August's assignment show is titled "REM Cycle" and will focus on the art of dreams and nightmares. Dreams have often served as subject matter for artistic endeavors, from the dream worlds of filmmakers like Michel Gondry and David Lynch to the eerie writings of Samuel Coleridge and Clive Barker. In the visual arts dreams can lead to fantastical imagery and strange compositions, alternatively frightening or comedic, and often a combination of the familiar and the uncanny. If you would like to create a work for "REM Cycle" but are stuck on where to start or how to incorporate the theme, here's a little inspiration to get you started. The submission deadline is July 21st! An eighteenth century art movement that often drew from dreams was Symbolism, which was created by some European artists as a reaction against Neo-Classicism and Realism, wanting to infuse their works with imagination and spirituality. One of the most-known Symbolists is Odilon Redon, whose strange drawings of composite creatures and religious figures often verge on nightmarish. Outsider artist Henri Rousseau, active around the same time, created similarly unreal works with his flat, stylized paintings of colorful jungles (though he never left France), and often fused idealized dream imagery with the illustrations of jungles he used as references.
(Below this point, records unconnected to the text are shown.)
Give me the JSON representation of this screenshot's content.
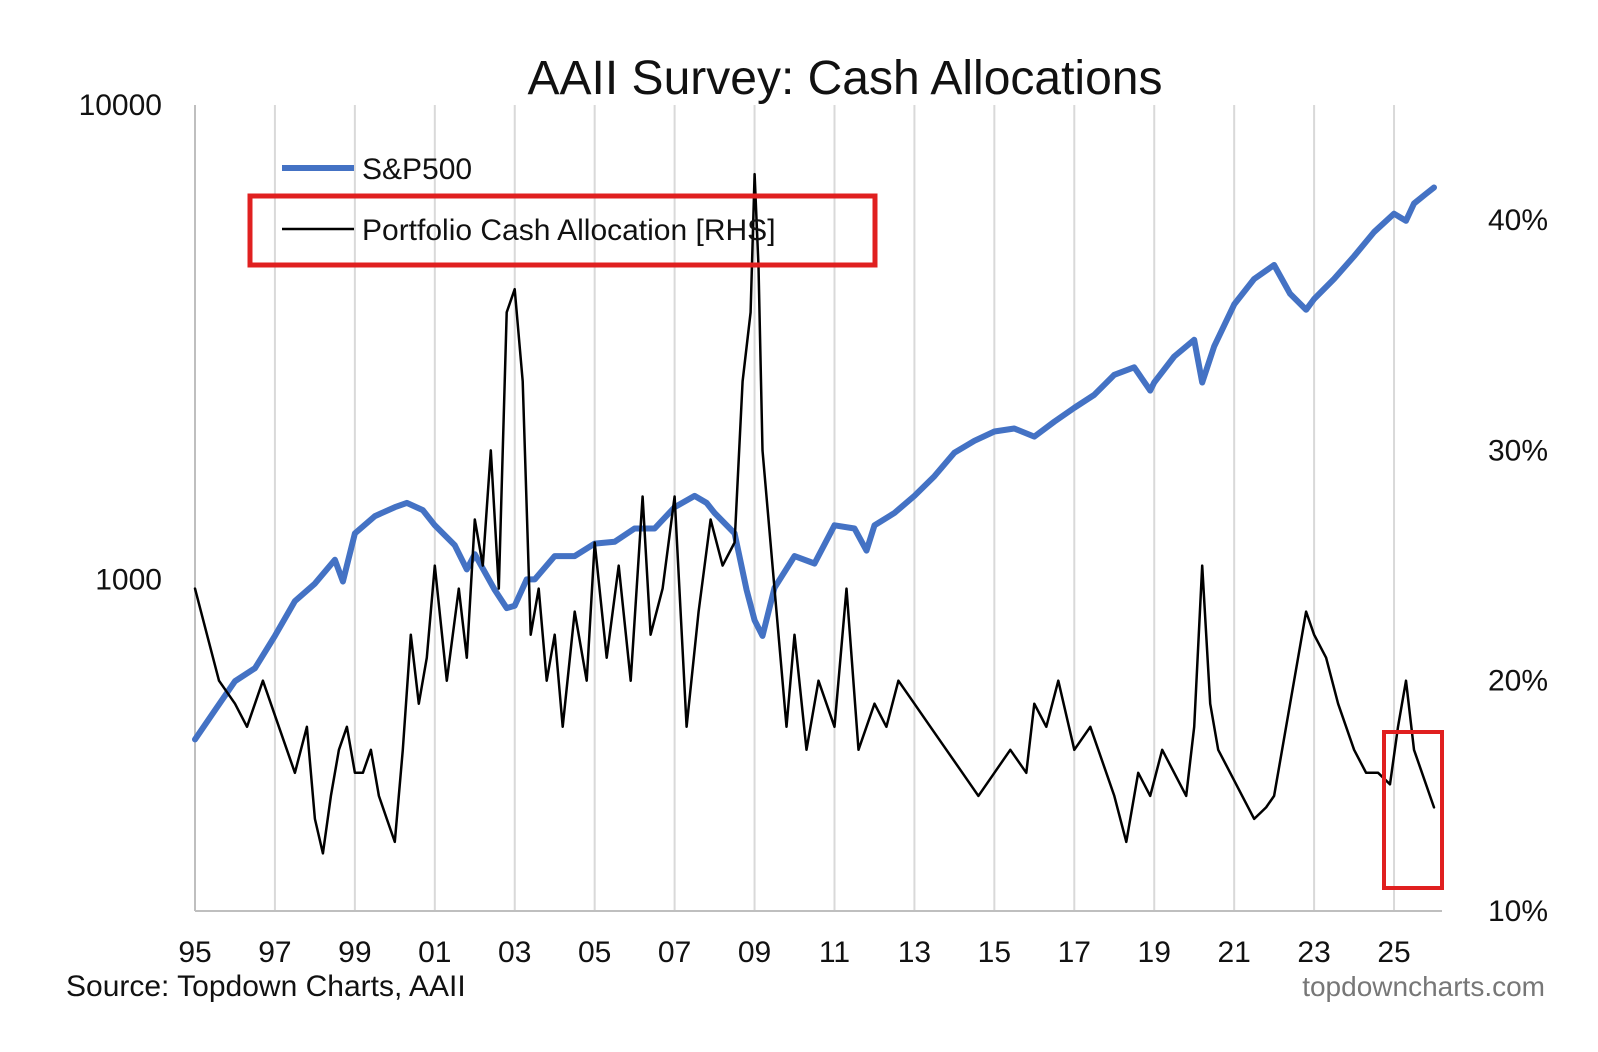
{
  "chart_data": {
    "type": "line",
    "title": "AAII Survey: Cash Allocations",
    "x_tick_labels": [
      "95",
      "97",
      "99",
      "01",
      "03",
      "05",
      "07",
      "09",
      "11",
      "13",
      "15",
      "17",
      "19",
      "21",
      "23",
      "25"
    ],
    "xlim": [
      1995,
      2026.2
    ],
    "left_axis": {
      "scale": "log",
      "ylim": [
        200,
        10000
      ],
      "tick_labels": [
        "10000",
        "1000"
      ],
      "tick_values": [
        10000,
        1000
      ]
    },
    "right_axis": {
      "scale": "linear",
      "ylim": [
        10,
        45
      ],
      "tick_labels": [
        "40%",
        "30%",
        "20%",
        "10%"
      ],
      "tick_values": [
        40,
        30,
        20,
        10
      ]
    },
    "grid": "vertical",
    "legend_position": "top-left",
    "series": [
      {
        "name": "S&P500",
        "axis": "left",
        "color": "#4472C4",
        "x": [
          1995.0,
          1995.5,
          1996.0,
          1996.5,
          1997.0,
          1997.5,
          1998.0,
          1998.5,
          1998.7,
          1999.0,
          1999.5,
          2000.0,
          2000.3,
          2000.7,
          2001.0,
          2001.5,
          2001.8,
          2002.0,
          2002.5,
          2002.8,
          2003.0,
          2003.3,
          2003.5,
          2004.0,
          2004.5,
          2005.0,
          2005.5,
          2006.0,
          2006.5,
          2007.0,
          2007.5,
          2007.8,
          2008.0,
          2008.5,
          2008.8,
          2009.0,
          2009.2,
          2009.5,
          2010.0,
          2010.5,
          2011.0,
          2011.5,
          2011.8,
          2012.0,
          2012.5,
          2013.0,
          2013.5,
          2014.0,
          2014.5,
          2015.0,
          2015.5,
          2016.0,
          2016.5,
          2017.0,
          2017.5,
          2018.0,
          2018.5,
          2018.9,
          2019.0,
          2019.5,
          2020.0,
          2020.2,
          2020.5,
          2021.0,
          2021.5,
          2022.0,
          2022.4,
          2022.8,
          2023.0,
          2023.5,
          2024.0,
          2024.5,
          2025.0,
          2025.3,
          2025.5,
          2025.8,
          2026.0
        ],
        "values": [
          460,
          530,
          610,
          650,
          760,
          900,
          980,
          1100,
          990,
          1250,
          1360,
          1420,
          1450,
          1400,
          1300,
          1180,
          1050,
          1130,
          950,
          870,
          880,
          1000,
          1000,
          1120,
          1120,
          1190,
          1200,
          1280,
          1280,
          1420,
          1500,
          1450,
          1380,
          1250,
          950,
          820,
          760,
          960,
          1120,
          1080,
          1300,
          1280,
          1150,
          1300,
          1380,
          1500,
          1650,
          1850,
          1960,
          2050,
          2080,
          2000,
          2150,
          2300,
          2450,
          2700,
          2800,
          2500,
          2600,
          2950,
          3200,
          2600,
          3100,
          3800,
          4300,
          4600,
          4000,
          3700,
          3900,
          4300,
          4800,
          5400,
          5900,
          5700,
          6200,
          6500,
          6700
        ]
      },
      {
        "name": "Portfolio Cash Allocation [RHS]",
        "axis": "right",
        "color": "#000000",
        "x": [
          1995.0,
          1995.3,
          1995.6,
          1996.0,
          1996.3,
          1996.7,
          1997.0,
          1997.3,
          1997.5,
          1997.8,
          1998.0,
          1998.2,
          1998.4,
          1998.6,
          1998.8,
          1999.0,
          1999.2,
          1999.4,
          1999.6,
          1999.8,
          2000.0,
          2000.2,
          2000.4,
          2000.6,
          2000.8,
          2001.0,
          2001.3,
          2001.6,
          2001.8,
          2002.0,
          2002.2,
          2002.4,
          2002.6,
          2002.8,
          2003.0,
          2003.2,
          2003.4,
          2003.6,
          2003.8,
          2004.0,
          2004.2,
          2004.5,
          2004.8,
          2005.0,
          2005.3,
          2005.6,
          2005.9,
          2006.2,
          2006.4,
          2006.7,
          2007.0,
          2007.3,
          2007.6,
          2007.9,
          2008.2,
          2008.5,
          2008.7,
          2008.9,
          2009.0,
          2009.1,
          2009.2,
          2009.4,
          2009.6,
          2009.8,
          2010.0,
          2010.3,
          2010.6,
          2011.0,
          2011.3,
          2011.6,
          2012.0,
          2012.3,
          2012.6,
          2013.0,
          2013.4,
          2013.8,
          2014.2,
          2014.6,
          2015.0,
          2015.4,
          2015.8,
          2016.0,
          2016.3,
          2016.6,
          2017.0,
          2017.4,
          2017.8,
          2018.0,
          2018.3,
          2018.6,
          2018.9,
          2019.2,
          2019.5,
          2019.8,
          2020.0,
          2020.2,
          2020.4,
          2020.6,
          2020.9,
          2021.2,
          2021.5,
          2021.8,
          2022.0,
          2022.2,
          2022.5,
          2022.8,
          2023.0,
          2023.3,
          2023.6,
          2024.0,
          2024.3,
          2024.6,
          2024.9,
          2025.1,
          2025.3,
          2025.5,
          2025.7,
          2025.9,
          2026.0
        ],
        "values": [
          24,
          22,
          20,
          19,
          18,
          20,
          18.5,
          17,
          16,
          18,
          14,
          12.5,
          15,
          17,
          18,
          16,
          16,
          17,
          15,
          14,
          13,
          17,
          22,
          19,
          21,
          25,
          20,
          24,
          21,
          27,
          25,
          30,
          24,
          36,
          37,
          33,
          22,
          24,
          20,
          22,
          18,
          23,
          20,
          26,
          21,
          25,
          20,
          28,
          22,
          24,
          28,
          18,
          23,
          27,
          25,
          26,
          33,
          36,
          42,
          38,
          30,
          26,
          22,
          18,
          22,
          17,
          20,
          18,
          24,
          17,
          19,
          18,
          20,
          19,
          18,
          17,
          16,
          15,
          16,
          17,
          16,
          19,
          18,
          20,
          17,
          18,
          16,
          15,
          13,
          16,
          15,
          17,
          16,
          15,
          18,
          25,
          19,
          17,
          16,
          15,
          14,
          14.5,
          15,
          17,
          20,
          23,
          22,
          21,
          19,
          17,
          16,
          16,
          15.5,
          18,
          20,
          17,
          16,
          15,
          14.5
        ]
      }
    ],
    "annotations": [
      "red box around legend entry 'Portfolio Cash Allocation [RHS]'",
      "red box around 2025 portion of cash allocation line"
    ]
  },
  "legend": {
    "items": [
      {
        "label": "S&P500",
        "color": "#4472C4"
      },
      {
        "label": "Portfolio Cash Allocation [RHS]",
        "color": "#000000"
      }
    ]
  },
  "footer": {
    "source": "Source: Topdown Charts, AAII",
    "brand": "topdowncharts.com"
  },
  "colors": {
    "highlight_box": "#E02020",
    "grid": "#D9D9D9",
    "axis": "#BFBFBF"
  }
}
Of course, the most notable artworks influenced by dreams are those of the Surrealist movement, whose members placed high value on the process of Freudian dream analysis as a window into the subconscious, and often incorporated dream imagery. Salvador Dalí was especially known for his vast dreamscapes featuring elongated figures and animals, melting objects, and optical illusions. German painter Max Ernst experimented with a variety of techniques for his imaginative works, which often included bird symbolism and multiple layers of images. His wife Dorothea Tanning painted dream-like scenarios with a heightened realism.
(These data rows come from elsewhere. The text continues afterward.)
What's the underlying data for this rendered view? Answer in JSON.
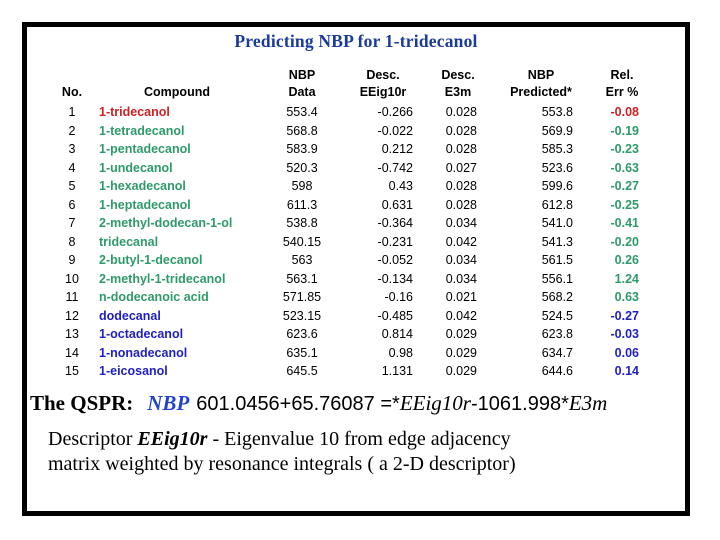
{
  "slide": {
    "title": "Predicting NBP for 1-tridecanol"
  },
  "table": {
    "headers": [
      {
        "lines": [
          "No."
        ]
      },
      {
        "lines": [
          "Compound"
        ]
      },
      {
        "lines": [
          "NBP",
          "Data"
        ]
      },
      {
        "lines": [
          "Desc.",
          "EEig10r"
        ]
      },
      {
        "lines": [
          "Desc.",
          "E3m"
        ]
      },
      {
        "lines": [
          "NBP",
          "Predicted*"
        ]
      },
      {
        "lines": [
          "Rel.",
          "Err %"
        ]
      }
    ],
    "rows": [
      {
        "no": "1",
        "compound": "1-tridecanol",
        "nbp": "553.4",
        "eeig": "-0.266",
        "e3m": "0.028",
        "pred": "553.8",
        "err": "-0.08",
        "color": "red"
      },
      {
        "no": "2",
        "compound": "1-tetradecanol",
        "nbp": "568.8",
        "eeig": "-0.022",
        "e3m": "0.028",
        "pred": "569.9",
        "err": "-0.19",
        "color": "green"
      },
      {
        "no": "3",
        "compound": "1-pentadecanol",
        "nbp": "583.9",
        "eeig": "0.212",
        "e3m": "0.028",
        "pred": "585.3",
        "err": "-0.23",
        "color": "green"
      },
      {
        "no": "4",
        "compound": "1-undecanol",
        "nbp": "520.3",
        "eeig": "-0.742",
        "e3m": "0.027",
        "pred": "523.6",
        "err": "-0.63",
        "color": "green"
      },
      {
        "no": "5",
        "compound": "1-hexadecanol",
        "nbp": "598",
        "eeig": "0.43",
        "e3m": "0.028",
        "pred": "599.6",
        "err": "-0.27",
        "color": "green"
      },
      {
        "no": "6",
        "compound": "1-heptadecanol",
        "nbp": "611.3",
        "eeig": "0.631",
        "e3m": "0.028",
        "pred": "612.8",
        "err": "-0.25",
        "color": "green"
      },
      {
        "no": "7",
        "compound": "2-methyl-dodecan-1-ol",
        "nbp": "538.8",
        "eeig": "-0.364",
        "e3m": "0.034",
        "pred": "541.0",
        "err": "-0.41",
        "color": "green"
      },
      {
        "no": "8",
        "compound": "tridecanal",
        "nbp": "540.15",
        "eeig": "-0.231",
        "e3m": "0.042",
        "pred": "541.3",
        "err": "-0.20",
        "color": "green"
      },
      {
        "no": "9",
        "compound": "2-butyl-1-decanol",
        "nbp": "563",
        "eeig": "-0.052",
        "e3m": "0.034",
        "pred": "561.5",
        "err": "0.26",
        "color": "green"
      },
      {
        "no": "10",
        "compound": "2-methyl-1-tridecanol",
        "nbp": "563.1",
        "eeig": "-0.134",
        "e3m": "0.034",
        "pred": "556.1",
        "err": "1.24",
        "color": "green"
      },
      {
        "no": "11",
        "compound": "n-dodecanoic acid",
        "nbp": "571.85",
        "eeig": "-0.16",
        "e3m": "0.021",
        "pred": "568.2",
        "err": "0.63",
        "color": "green"
      },
      {
        "no": "12",
        "compound": "dodecanal",
        "nbp": "523.15",
        "eeig": "-0.485",
        "e3m": "0.042",
        "pred": "524.5",
        "err": "-0.27",
        "color": "blue"
      },
      {
        "no": "13",
        "compound": "1-octadecanol",
        "nbp": "623.6",
        "eeig": "0.814",
        "e3m": "0.029",
        "pred": "623.8",
        "err": "-0.03",
        "color": "blue"
      },
      {
        "no": "14",
        "compound": "1-nonadecanol",
        "nbp": "635.1",
        "eeig": "0.98",
        "e3m": "0.029",
        "pred": "634.7",
        "err": "0.06",
        "color": "blue"
      },
      {
        "no": "15",
        "compound": "1-eicosanol",
        "nbp": "645.5",
        "eeig": "1.131",
        "e3m": "0.029",
        "pred": "644.6",
        "err": "0.14",
        "color": "blue"
      }
    ]
  },
  "footer": {
    "qspr_label": "The QSPR:",
    "equation": {
      "nbp": "NBP",
      "part1": "601.0456+65.76087 =*",
      "var1": "EEig10r",
      "part2": "-1061.998*",
      "var2": "E3m"
    },
    "descriptor": {
      "prefix": "Descriptor ",
      "var": "EEig10r",
      "line1_rest": " - Eigenvalue 10 from edge adjacency",
      "line2": "matrix weighted by resonance integrals ( a 2-D descriptor)"
    }
  },
  "colors": {
    "title_blue": "#1a3a9c",
    "equation_nbp_blue": "#2244cc",
    "target_red": "#cc2222",
    "training_green": "#2f9a6a",
    "test_blue": "#2121c0"
  }
}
More recently, artists of varying styles and media have turned to dreams and surreal imagery as subjects in their art. Jane Gifford has created a sprawling series of paintings inspired by her dreams, often shown in grayscale with flashes of color. Robin Whitmore kept an online dream journal, intimately illustrating his "nightvisions" in different media and writing down their stories,. Photographer Joshua Hoffine is definitely on the "nightmare" side of things, staging elaborate tableaux of horrific visions of monsters, killers, and the paranormal.
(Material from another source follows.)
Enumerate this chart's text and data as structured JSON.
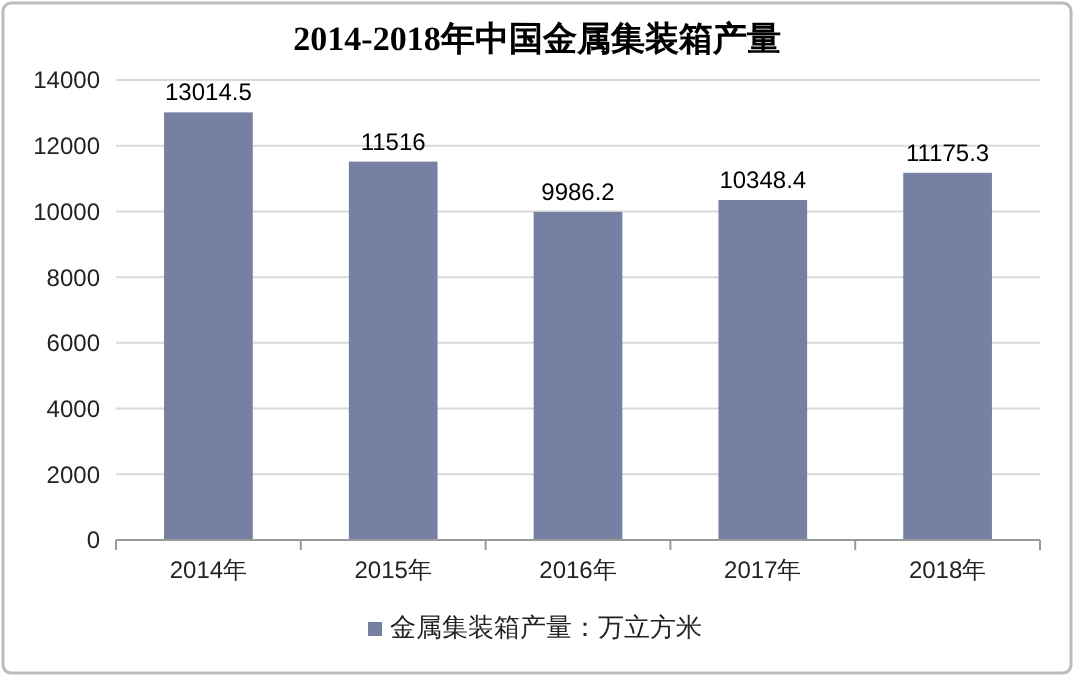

If you're not directly inspired directly by dreams and nightmares, you might instead be compelled to create works about sleeping habits! Many artists have made sleeping figures their subject, from Constantin Brancusi to Henri Matisse. Inspired by the relationship between Robert Rauschenberg and Jasper Johns, photographer Tammy Rae Carland did a series of aerial shots of the empty beds of lesbian couples.